Jhumpa Lahiri, who sets her stories in India and the United States, is the master of the short story. 

Children and Young Adult Literature

Madeleine L'Engle

Madeleine L'Engle's "Wrinkle in Time" quintet begins with a "dark, stormy night" that draw the dorky Meg and her little brother Charles Wallace past the dark cloud covering our planet into an adventure that begins with "tesseracting" across the wide universe and continues as each member of their family is drawn into the vast and intricate workings of body and time. 

C.S. Lewis

7 volumes of some of my favourite novels of all time. I first read The Chronicles of Narnia when I was eleven, in about three days, and then read it outloud to my brother and sister. On my favourites list since then.

Phillip Pullman

Phillip Pullman may be an athiest who dislikes C.S. Lewis, but he's a damn fine author. His description of the spirits being released from Hades-like underworld in his children's "His Dark Materials" trilogy took my breath away. I met him once at a book reading in Oxford. He had come to support one of his friends who was reading, and started chatting with me. At the time, I had no idea who he was, talked about how my love of fantasy came from The Chronicles of Narnia (which I later read he hates). He was fantastically nice. I would love to meet him again, now that I know who he is!

Academic Books

Film

Lindiwe Dovey

A really great book that looks at African film adaptations of novels (and other works). Fits right into my interests in metafiction and intertextuality.

Jonathan Haynes

The first real scholarly edited volume on Nigerian video films, now better known as Nollywood. The field of "Nollywood Studies" has grown exponentially since this book was published, but it is rooted in this pioneering work.

Brian Larkin

Anthropologist Brian Larkin's writing is both brilliant and accessible. He links most nuanced and detailed descriptions of Hausa popular literature and film to larger thinking about globalization here.

Mahir Saul and Ralph Austen

An important edited volume, which for the first time brings together scholars of "FESPACO" film and scholars of "Nollywood". Based on the conference by the same name held at the University of Urbana-Champagne in 2007. 

Literature

Terry Eagleton

If only more literary theory were written like Terry Eagleton's sometimes snarky, almost always accessible introduction to the field. Re-reading while writing my dissertation, it has me "lol"-ing and "smh" down the page.

Tejumola Olaniyan and Ato Quayson

The seminal introduction to African literary criticism and theory. Big, bulky, and full of great (mostly accessible) texts theorizing African literature.

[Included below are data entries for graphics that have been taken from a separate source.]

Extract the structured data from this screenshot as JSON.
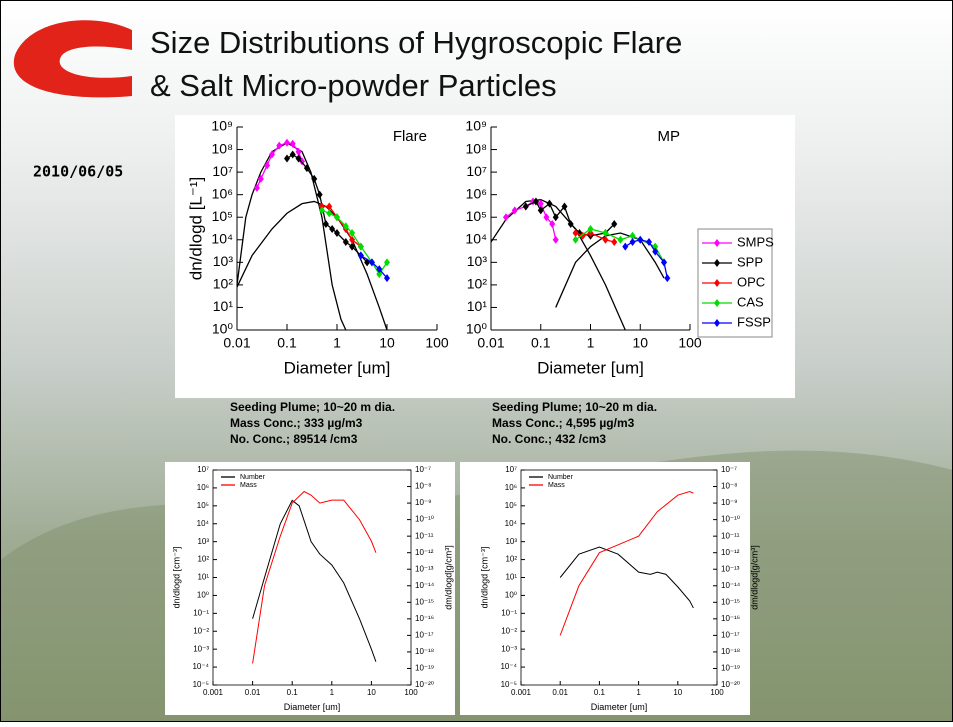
{
  "slide": {
    "title_lines": [
      "Size Distributions of Hygroscopic Flare",
      "& Salt Micro-powder Particles"
    ],
    "date": "2010/06/05",
    "notes": [
      [
        "Seeding Plume; 10~20 m dia.",
        "Mass Conc.; 333 µg/m3",
        "No. Conc.; 89514 /cm3"
      ],
      [
        "Seeding Plume; 10~20 m dia.",
        "Mass Conc.; 4,595 µg/m3",
        "No. Conc.; 432 /cm3"
      ]
    ]
  },
  "chart_data": [
    {
      "type": "line",
      "annotation": "Flare",
      "xlabel": "Diameter [um]",
      "ylabel": "dn/dlogd [L⁻¹]",
      "xscale": "log",
      "yscale": "log",
      "legend": false,
      "xlim": [
        0.01,
        100
      ],
      "xticks": [
        0.01,
        0.1,
        1,
        10,
        100
      ],
      "ylim": [
        1,
        1000000000.0
      ],
      "yticks": [
        {
          "value": 1,
          "label": "10⁰"
        },
        {
          "value": 10,
          "label": "10¹"
        },
        {
          "value": 100,
          "label": "10²"
        },
        {
          "value": 1000,
          "label": "10³"
        },
        {
          "value": 10000,
          "label": "10⁴"
        },
        {
          "value": 100000,
          "label": "10⁵"
        },
        {
          "value": 1000000,
          "label": "10⁶"
        },
        {
          "value": 10000000,
          "label": "10⁷"
        },
        {
          "value": 100000000,
          "label": "10⁸"
        },
        {
          "value": 1000000000,
          "label": "10⁹"
        }
      ],
      "series": [
        {
          "color": "#000000",
          "marker": false,
          "x": [
            0.01,
            0.015,
            0.02,
            0.03,
            0.05,
            0.1,
            0.2,
            0.3,
            0.5,
            0.8,
            1.2,
            1.5
          ],
          "values": [
            100,
            100000,
            1000000,
            10000000,
            80000000,
            200000000,
            80000000,
            10000000,
            100000,
            100,
            3,
            1
          ]
        },
        {
          "color": "#000000",
          "marker": false,
          "x": [
            0.01,
            0.02,
            0.05,
            0.1,
            0.2,
            0.35,
            0.6,
            1,
            2,
            4,
            7,
            10
          ],
          "values": [
            80,
            2000,
            30000,
            150000,
            400000,
            500000,
            300000,
            100000,
            10000,
            300,
            10,
            1
          ]
        },
        {
          "color": "#ff00ff",
          "marker": true,
          "x": [
            0.025,
            0.03,
            0.04,
            0.05,
            0.07,
            0.1,
            0.13,
            0.17,
            0.2
          ],
          "values": [
            2000000,
            5000000,
            20000000,
            60000000,
            150000000,
            200000000,
            180000000,
            80000000,
            30000000
          ]
        },
        {
          "color": "#000000",
          "marker": true,
          "x": [
            0.1,
            0.13,
            0.17,
            0.25,
            0.35,
            0.45,
            0.6,
            0.8,
            1,
            1.5,
            2,
            3,
            4
          ],
          "values": [
            40000000,
            60000000,
            40000000,
            15000000,
            5000000,
            1000000,
            50000,
            30000,
            20000,
            8000,
            5000,
            2000,
            1000
          ]
        },
        {
          "color": "#ff0000",
          "marker": true,
          "x": [
            0.5,
            0.7,
            1,
            1.5,
            2,
            3
          ],
          "values": [
            300000,
            300000,
            100000,
            30000,
            10000,
            5000
          ]
        },
        {
          "color": "#00dd00",
          "marker": true,
          "x": [
            0.5,
            0.7,
            1,
            1.5,
            2,
            3,
            5,
            7,
            10
          ],
          "values": [
            200000,
            150000,
            100000,
            40000,
            20000,
            5000,
            1000,
            300,
            1000
          ]
        },
        {
          "color": "#0000ff",
          "marker": true,
          "x": [
            3,
            5,
            7,
            10
          ],
          "values": [
            2000,
            1000,
            500,
            200
          ]
        }
      ]
    },
    {
      "type": "line",
      "annotation": "MP",
      "xlabel": "Diameter [um]",
      "xscale": "log",
      "yscale": "log",
      "legend": "right",
      "xlim": [
        0.01,
        100
      ],
      "xticks": [
        0.01,
        0.1,
        1,
        10,
        100
      ],
      "ylim": [
        1,
        1000000000.0
      ],
      "yticks": [
        {
          "value": 1,
          "label": "10⁰"
        },
        {
          "value": 10,
          "label": "10¹"
        },
        {
          "value": 100,
          "label": "10²"
        },
        {
          "value": 1000,
          "label": "10³"
        },
        {
          "value": 10000,
          "label": "10⁴"
        },
        {
          "value": 100000,
          "label": "10⁵"
        },
        {
          "value": 1000000,
          "label": "10⁶"
        },
        {
          "value": 10000000,
          "label": "10⁷"
        },
        {
          "value": 100000000,
          "label": "10⁸"
        },
        {
          "value": 1000000000,
          "label": "10⁹"
        }
      ],
      "series": [
        {
          "color": "#000000",
          "marker": false,
          "x": [
            0.01,
            0.02,
            0.05,
            0.1,
            0.2,
            0.5,
            1,
            2,
            5
          ],
          "values": [
            8000,
            80000,
            500000,
            600000,
            300000,
            30000,
            2000,
            100,
            1
          ]
        },
        {
          "color": "#000000",
          "marker": false,
          "x": [
            0.2,
            0.5,
            1,
            2,
            4,
            10,
            20,
            30
          ],
          "values": [
            10,
            1000,
            5000,
            15000,
            20000,
            10000,
            1000,
            200
          ]
        },
        {
          "name": "SMPS",
          "color": "#ff00ff",
          "marker": true,
          "x": [
            0.02,
            0.03,
            0.05,
            0.07,
            0.1,
            0.13,
            0.17,
            0.2
          ],
          "values": [
            100000,
            200000,
            300000,
            500000,
            400000,
            100000,
            50000,
            10000
          ]
        },
        {
          "name": "SPP",
          "color": "#000000",
          "marker": true,
          "x": [
            0.05,
            0.08,
            0.1,
            0.15,
            0.2,
            0.3,
            0.4,
            0.6,
            1,
            2,
            3
          ],
          "values": [
            300000,
            500000,
            200000,
            400000,
            100000,
            300000,
            50000,
            20000,
            15000,
            20000,
            50000
          ]
        },
        {
          "name": "OPC",
          "color": "#ff0000",
          "marker": true,
          "x": [
            0.5,
            0.7,
            1,
            2,
            3
          ],
          "values": [
            20000,
            15000,
            20000,
            10000,
            8000
          ]
        },
        {
          "name": "CAS",
          "color": "#00dd00",
          "marker": true,
          "x": [
            0.5,
            1,
            2,
            4,
            7,
            10,
            20,
            30
          ],
          "values": [
            10000,
            30000,
            20000,
            10000,
            15000,
            10000,
            5000,
            1000
          ]
        },
        {
          "name": "FSSP",
          "color": "#0000ff",
          "marker": true,
          "x": [
            5,
            7,
            10,
            15,
            20,
            30,
            35
          ],
          "values": [
            5000,
            8000,
            10000,
            8000,
            3000,
            1000,
            200
          ]
        }
      ]
    },
    {
      "type": "line",
      "xlabel": "Diameter [um]",
      "ylabel": "dn/dlogd [cm⁻³]",
      "y2label": "dm/dlogd[g/cm³]",
      "xscale": "log",
      "yscale": "log",
      "legend": "upper left",
      "xlim": [
        0.001,
        100
      ],
      "xticks": [
        0.001,
        0.01,
        0.1,
        1,
        10,
        100
      ],
      "ylim": [
        1e-05,
        10000000.0
      ],
      "yticks": [
        {
          "value": 1e-05,
          "label": "10⁻⁵"
        },
        {
          "value": 0.0001,
          "label": "10⁻⁴"
        },
        {
          "value": 0.001,
          "label": "10⁻³"
        },
        {
          "value": 0.01,
          "label": "10⁻²"
        },
        {
          "value": 0.1,
          "label": "10⁻¹"
        },
        {
          "value": 1,
          "label": "10⁰"
        },
        {
          "value": 10,
          "label": "10¹"
        },
        {
          "value": 100,
          "label": "10²"
        },
        {
          "value": 1000,
          "label": "10³"
        },
        {
          "value": 10000,
          "label": "10⁴"
        },
        {
          "value": 100000,
          "label": "10⁵"
        },
        {
          "value": 1000000,
          "label": "10⁶"
        },
        {
          "value": 10000000,
          "label": "10⁷"
        }
      ],
      "y2lim": [
        1e-20,
        1e-07
      ],
      "y2ticks": [
        {
          "value": 1e-20,
          "label": "10⁻²⁰"
        },
        {
          "value": 1e-19,
          "label": "10⁻¹⁹"
        },
        {
          "value": 1e-18,
          "label": "10⁻¹⁸"
        },
        {
          "value": 1e-17,
          "label": "10⁻¹⁷"
        },
        {
          "value": 1e-16,
          "label": "10⁻¹⁶"
        },
        {
          "value": 1e-15,
          "label": "10⁻¹⁵"
        },
        {
          "value": 1e-14,
          "label": "10⁻¹⁴"
        },
        {
          "value": 1e-13,
          "label": "10⁻¹³"
        },
        {
          "value": 1e-12,
          "label": "10⁻¹²"
        },
        {
          "value": 1e-11,
          "label": "10⁻¹¹"
        },
        {
          "value": 1e-10,
          "label": "10⁻¹⁰"
        },
        {
          "value": 1e-09,
          "label": "10⁻⁹"
        },
        {
          "value": 1e-08,
          "label": "10⁻⁸"
        },
        {
          "value": 1e-07,
          "label": "10⁻⁷"
        }
      ],
      "series": [
        {
          "name": "Number",
          "color": "#000000",
          "marker": false,
          "x": [
            0.01,
            0.02,
            0.05,
            0.1,
            0.15,
            0.3,
            0.5,
            1,
            2,
            5,
            10,
            13
          ],
          "values": [
            0.05,
            10,
            10000,
            200000,
            100000,
            1000,
            200,
            50,
            5,
            0.05,
            0.001,
            0.0002
          ]
        },
        {
          "name": "Mass",
          "color": "#ff0000",
          "marker": false,
          "axis": "y2",
          "x": [
            0.01,
            0.02,
            0.05,
            0.1,
            0.2,
            0.3,
            0.5,
            1,
            2,
            5,
            10,
            13
          ],
          "values": [
            2e-19,
            1e-14,
            1e-11,
            1e-09,
            5e-09,
            3e-09,
            1e-09,
            1.5e-09,
            1.5e-09,
            1e-10,
            5e-12,
            1e-12
          ]
        }
      ]
    },
    {
      "type": "line",
      "xlabel": "Diameter [um]",
      "ylabel": "dn/dlogd [cm⁻³]",
      "y2label": "dm/dlogd[g/cm³]",
      "xscale": "log",
      "yscale": "log",
      "legend": "upper left",
      "xlim": [
        0.001,
        100
      ],
      "xticks": [
        0.001,
        0.01,
        0.1,
        1,
        10,
        100
      ],
      "ylim": [
        1e-05,
        10000000.0
      ],
      "yticks": [
        {
          "value": 1e-05,
          "label": "10⁻⁵"
        },
        {
          "value": 0.0001,
          "label": "10⁻⁴"
        },
        {
          "value": 0.001,
          "label": "10⁻³"
        },
        {
          "value": 0.01,
          "label": "10⁻²"
        },
        {
          "value": 0.1,
          "label": "10⁻¹"
        },
        {
          "value": 1,
          "label": "10⁰"
        },
        {
          "value": 10,
          "label": "10¹"
        },
        {
          "value": 100,
          "label": "10²"
        },
        {
          "value": 1000,
          "label": "10³"
        },
        {
          "value": 10000,
          "label": "10⁴"
        },
        {
          "value": 100000,
          "label": "10⁵"
        },
        {
          "value": 1000000,
          "label": "10⁶"
        },
        {
          "value": 10000000,
          "label": "10⁷"
        }
      ],
      "y2lim": [
        1e-20,
        1e-07
      ],
      "y2ticks": [
        {
          "value": 1e-20,
          "label": "10⁻²⁰"
        },
        {
          "value": 1e-19,
          "label": "10⁻¹⁹"
        },
        {
          "value": 1e-18,
          "label": "10⁻¹⁸"
        },
        {
          "value": 1e-17,
          "label": "10⁻¹⁷"
        },
        {
          "value": 1e-16,
          "label": "10⁻¹⁶"
        },
        {
          "value": 1e-15,
          "label": "10⁻¹⁵"
        },
        {
          "value": 1e-14,
          "label": "10⁻¹⁴"
        },
        {
          "value": 1e-13,
          "label": "10⁻¹³"
        },
        {
          "value": 1e-12,
          "label": "10⁻¹²"
        },
        {
          "value": 1e-11,
          "label": "10⁻¹¹"
        },
        {
          "value": 1e-10,
          "label": "10⁻¹⁰"
        },
        {
          "value": 1e-09,
          "label": "10⁻⁹"
        },
        {
          "value": 1e-08,
          "label": "10⁻⁸"
        },
        {
          "value": 1e-07,
          "label": "10⁻⁷"
        }
      ],
      "series": [
        {
          "name": "Number",
          "color": "#000000",
          "marker": false,
          "x": [
            0.01,
            0.03,
            0.1,
            0.3,
            1,
            2,
            3,
            5,
            10,
            20,
            25
          ],
          "values": [
            10,
            200,
            500,
            200,
            20,
            15,
            20,
            15,
            3,
            0.5,
            0.2
          ]
        },
        {
          "name": "Mass",
          "color": "#ff0000",
          "marker": false,
          "axis": "y2",
          "x": [
            0.01,
            0.03,
            0.1,
            0.3,
            1,
            3,
            10,
            20,
            25
          ],
          "values": [
            1e-17,
            1e-14,
            1e-12,
            3e-12,
            1e-11,
            3e-10,
            3e-09,
            5e-09,
            4e-09
          ]
        }
      ]
    }
  ]
}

Gayatri Chakravorty Spivak

Spivak's latest tome is full of a career's worth of lectures and essays, usually introduced with her rethinking previous points. Spivak is difficult to read but this collection is thoughtful, provocative and worth pouring through. Perhaps because many of these are lectures, I find her more accessible here than some of her earlier works.


Religious Nonfiction

Christianity

Saint Augustine

I don't necessarily agree with all of Augustine's conclusions, but he writes a fascinating narrative of life in north Africa and Italy in the early Christian period. His descriptions of school, entertainment, and spiritual struggle feel surprisingly contemporary.

C.S. Lewis

C.S. Lewis's Mere Christianity has probably formed my imagination of my Christian faith more than any other. 

Islam

Reza Aslan

A beautifully written and accessible introduction to Islam by an Iranian-American Muslim.